To be clear, Menlow is not a device. It’s a collection of chips that make it possible for a manufacturer to build a device. This new platform contains Silverthorne processor, a sub-1-watt chip that is smaller than the size of a penny, yet still powerful enough to run Windows Vista. Not that it will in every case. Silverthorne will power next year’s UMPCs, based on Windows Vista. But Intel thinks that Menlow will also spawn a range of handheld, network-connected MIDs or mobile Internet devices. Intel believes these MIDs, some of which are analogous to Apple’s iPod Touch, will gain in popularity through the end of this decade. Intel has already been working with software developers to create device-specific applications, based on Linux, for MIDs. However, Intel believes that the primary application will be the Internet—whether that’s Web browsing or specifically accessing social networking sites or looking up directions.

It’s also working with a partner to create a cellular broadband add-in card to allow MIDs to connect to 3G networks. Intel’s own networking technology will allow MIDs to connect to Wi-Fi and or WiMAX networks. So, for a few hundred bucks in 2008 consumers should be able to purchase an Internet-connected handheld device.
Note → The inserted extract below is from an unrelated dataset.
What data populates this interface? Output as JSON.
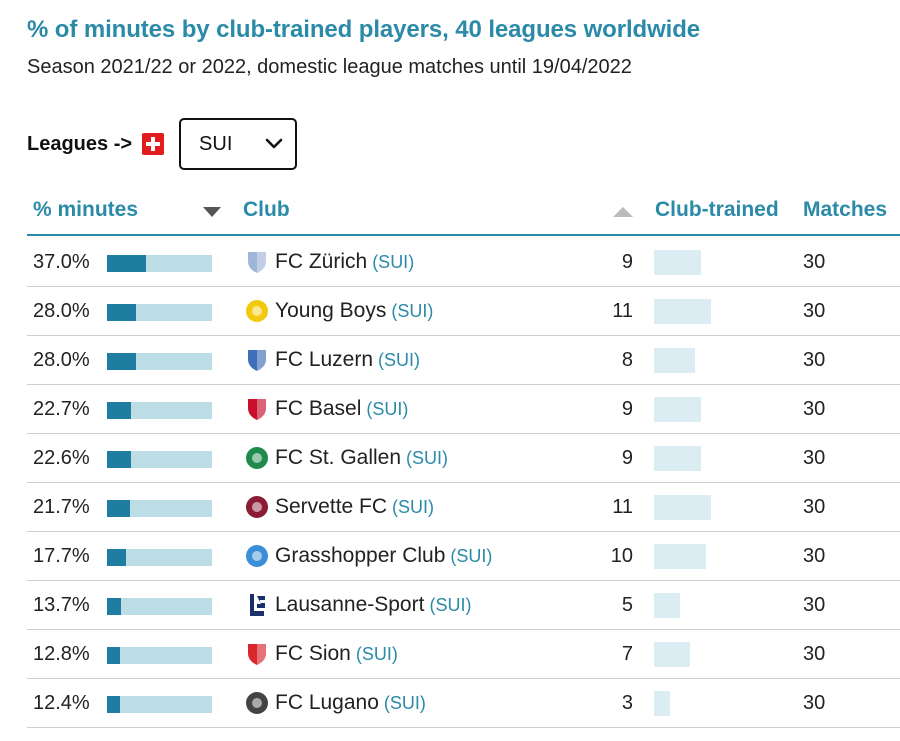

This presents a far different value proposition than plunking down about $1,000 for a non-connected UMPC. UMPCs are also fairly bulky given their 7-inch screens. MID devices are likely to offer 3.5-inch to 5-inch screens, making them a little more portable.

Some will say that Apple has beaten Intel to the punch with the iPod Touch, which starts at $299. But remember that Intel will be offering a platform, not an end device. (The chipmaker would be more than happy to sell Apple the guts for the next iPod Touch I am sure.) Keeping in mind that the comparison involves a device that’s available in 2007 with a device platform due in 2008, it does make some sense to contrast the two.

How would an MID device differ from what Apple’s iPod Touch has to offer right now? MID devices will have more connectivity. MIDs will be capable of offering broadband wireless connections via WiMAX or cellular networks, whereas the iPod Touch now only offers Wi-Fi (remember we’re comparing an 07 device to an 08 device, so Apple could certainly add to the iPod Touch). MIDs won’t offer cellular phone capabilities like Apple’s iPhone, upon which the iPod Touch is based. But they will support VOIP, which could work when combined with WiMAX.

That’s not to say there aren’t barriers to adoption. MIDs need to offer broadband wireless Internet for under $500 to be compelling. Currently WiMAX, one way of offering broadband wireless, is currently very limited in availability. Wide-area cellular-based wireless is expensive, costing roughly $80 per month, and relatively slow. That's another couple of barriers. Meanwhile, people will have to decide what they want. The question is, do I want a device that is primarily a phone or do I want one that's primarily for Internet access, messaging and data?